Cumhurbaşkanı Recep Tayyip Erdoğan, Cumhurbaşkanlığı Sarayı’na gelişinde, Caparov tarafından karşılandı. Zirvenin açılışında bir konuşma gerçekleştiren Erdoğan, Türk Dünyası’nın geleceği hakkında önemli ifadelerde bulundu.
“TÜRK DÜNYASI İÇİN ORTAK GELECEK İNŞA EDİYORUZ”
Erdoğan, konuşmasında Türk Devletleri Teşkilatı’nın Avrasya coğrafyasındaki rolüne dikkat çekerek, “Teşkilatımız, Avrasya coğrafyasında ve ötesinde istikrar ve refah iklimini güçlendiren bir platform haline gelmiştir.” dedi. Bu sözlerle Türk dünyasının ortak geleceğinin inşasına vurgu yaptı. Ayrıca, uluslararası topluma yönelik sert eleştirilerde bulundu.

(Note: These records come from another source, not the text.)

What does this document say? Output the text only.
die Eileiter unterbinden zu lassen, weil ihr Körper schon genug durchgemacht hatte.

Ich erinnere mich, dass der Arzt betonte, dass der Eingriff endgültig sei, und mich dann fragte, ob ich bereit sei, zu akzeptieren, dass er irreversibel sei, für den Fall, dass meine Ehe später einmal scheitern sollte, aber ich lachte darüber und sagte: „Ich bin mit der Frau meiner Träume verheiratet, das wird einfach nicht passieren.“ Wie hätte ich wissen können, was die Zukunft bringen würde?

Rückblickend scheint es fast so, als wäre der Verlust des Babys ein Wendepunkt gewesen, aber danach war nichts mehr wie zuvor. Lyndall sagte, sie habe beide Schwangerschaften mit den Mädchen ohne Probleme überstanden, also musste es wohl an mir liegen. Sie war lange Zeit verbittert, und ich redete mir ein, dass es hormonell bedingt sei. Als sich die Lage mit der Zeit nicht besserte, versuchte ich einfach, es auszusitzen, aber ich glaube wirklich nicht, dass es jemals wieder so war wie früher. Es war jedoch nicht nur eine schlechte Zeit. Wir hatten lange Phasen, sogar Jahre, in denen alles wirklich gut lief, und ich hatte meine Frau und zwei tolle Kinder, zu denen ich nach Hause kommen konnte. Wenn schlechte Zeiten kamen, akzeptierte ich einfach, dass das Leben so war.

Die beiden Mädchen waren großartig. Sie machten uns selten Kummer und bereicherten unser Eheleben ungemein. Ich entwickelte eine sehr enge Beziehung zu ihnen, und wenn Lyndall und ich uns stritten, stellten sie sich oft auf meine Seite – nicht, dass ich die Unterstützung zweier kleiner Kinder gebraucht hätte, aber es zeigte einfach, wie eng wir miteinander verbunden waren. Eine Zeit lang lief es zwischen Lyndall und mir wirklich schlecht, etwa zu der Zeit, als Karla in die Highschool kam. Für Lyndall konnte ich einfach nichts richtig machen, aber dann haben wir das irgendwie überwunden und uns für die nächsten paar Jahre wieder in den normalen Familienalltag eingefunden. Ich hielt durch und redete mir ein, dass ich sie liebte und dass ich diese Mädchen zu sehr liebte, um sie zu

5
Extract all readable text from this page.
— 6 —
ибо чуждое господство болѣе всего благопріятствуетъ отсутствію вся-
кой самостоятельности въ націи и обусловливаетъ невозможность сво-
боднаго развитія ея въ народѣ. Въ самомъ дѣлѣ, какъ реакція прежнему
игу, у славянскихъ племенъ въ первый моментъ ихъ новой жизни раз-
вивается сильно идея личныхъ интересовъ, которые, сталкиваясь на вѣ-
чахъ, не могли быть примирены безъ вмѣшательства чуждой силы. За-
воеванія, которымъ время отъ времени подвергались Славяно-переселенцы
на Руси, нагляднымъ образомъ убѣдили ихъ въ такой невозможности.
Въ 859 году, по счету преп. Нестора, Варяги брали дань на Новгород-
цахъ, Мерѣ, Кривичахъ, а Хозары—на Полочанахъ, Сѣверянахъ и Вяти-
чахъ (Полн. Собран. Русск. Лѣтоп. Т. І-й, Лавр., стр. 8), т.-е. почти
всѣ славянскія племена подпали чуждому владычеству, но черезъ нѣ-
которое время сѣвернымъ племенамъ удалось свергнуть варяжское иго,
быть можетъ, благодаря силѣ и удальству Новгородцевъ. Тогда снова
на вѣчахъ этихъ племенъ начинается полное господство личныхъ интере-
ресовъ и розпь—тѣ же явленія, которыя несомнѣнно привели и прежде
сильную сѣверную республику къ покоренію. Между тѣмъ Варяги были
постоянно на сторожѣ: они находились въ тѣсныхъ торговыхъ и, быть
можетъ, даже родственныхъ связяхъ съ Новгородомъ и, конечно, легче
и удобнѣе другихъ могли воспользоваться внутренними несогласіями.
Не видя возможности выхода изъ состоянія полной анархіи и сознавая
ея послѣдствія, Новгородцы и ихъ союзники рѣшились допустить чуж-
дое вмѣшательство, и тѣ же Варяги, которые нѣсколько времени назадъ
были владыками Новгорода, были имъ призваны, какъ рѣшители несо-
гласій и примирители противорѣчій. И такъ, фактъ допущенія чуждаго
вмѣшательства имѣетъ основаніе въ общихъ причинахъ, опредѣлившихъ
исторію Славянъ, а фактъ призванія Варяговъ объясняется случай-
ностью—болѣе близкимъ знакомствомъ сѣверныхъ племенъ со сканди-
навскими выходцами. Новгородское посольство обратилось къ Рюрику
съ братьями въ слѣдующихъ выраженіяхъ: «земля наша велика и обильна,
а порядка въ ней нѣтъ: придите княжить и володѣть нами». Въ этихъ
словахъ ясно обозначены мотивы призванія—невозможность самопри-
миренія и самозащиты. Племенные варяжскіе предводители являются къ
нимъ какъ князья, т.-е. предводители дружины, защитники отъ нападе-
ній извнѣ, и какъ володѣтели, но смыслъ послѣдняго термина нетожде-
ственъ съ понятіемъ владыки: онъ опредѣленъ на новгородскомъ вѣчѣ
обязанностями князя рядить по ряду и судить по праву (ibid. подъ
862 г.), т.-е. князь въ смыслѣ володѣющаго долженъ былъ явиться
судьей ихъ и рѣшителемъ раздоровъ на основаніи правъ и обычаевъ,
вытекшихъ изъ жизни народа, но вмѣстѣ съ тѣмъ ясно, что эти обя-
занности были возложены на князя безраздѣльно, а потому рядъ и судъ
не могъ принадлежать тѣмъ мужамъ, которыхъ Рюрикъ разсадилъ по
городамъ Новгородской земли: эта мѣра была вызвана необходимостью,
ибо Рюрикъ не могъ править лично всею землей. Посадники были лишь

Özellikle Filistin ve Lübnan’daki durumu ele alarak, “İsrail’in saldırılarına karşı uluslararası toplum kötü bir sınav vermektedir.” ifadesini kullandı. BM Güvenlik Konseyi’nin bu konu üzerine toplanıp herhangi bir karar alamadığına dikkat çekti.
“İSRAİL KAN VE GÖZYAŞINI BÖLGEYE YAYIYOR”
Cumhurbaşkanı Erdoğan, İsrail’in savaşı bölge geneline yayma niyetinin Lübnan ve İran’a yönelik saldırılarla kendini gösterdiğini belirtti. “Türkiye olarak bu vahşeti, bu insanlık dışı katliamları kabul etmiyoruz.” şeklinde bir ifade kullanarak Türkiye’nin duruşunu ortaya koydu. Ayrıca, kalıcı barışın sağlanması adına gereken gayretin gösterilmesi gerektiğini ifade etti. “Türk dünyasının da bu konuda kararlı bir duruş sergilemesi gerektiğini düşünüyorum.” dedi.
UKRAYNA-RUSYA SAVAŞI
Son olarak, Ukrayna’daki savaşın üçüncü yılına girdiğini belirten Erdoğan, savaşın bölgede olumsuz etkilerinin sürdüğünü ifade etti. Her iki tarafın da masada olduğu bir müzakere sürecinin önemine değinerek, kalıcı barışa ulaşılmasının desteklenmesi gerektiğini vurguladı. “Türk devletleri olarak barışın tesisine yönelik diplomatik çabalara destek vermemizin son derece önemli olduğu kanaatindeyim.” dedi.
Genel olarak, zirve uluslararası meselelerin yanı sıra Türk devletlerinin birlik ve beraberlik içinde hareket etmesinin önemini de ortaya koymaktadır. Türk Devletleri Teşkilatı’nın sunduğu platform, katılımcı ülkelerin ortak sorunlarına çözüm arayışları için önemli bir mecra olarak değerlendirilmektedir. Bu zirve, sadece ekonomik ve güvenlik meselelerini değil, aynı zamanda insanlık onurunu koruma çabalarını da içeren bir anlayışla gerçekleştirilmiştir.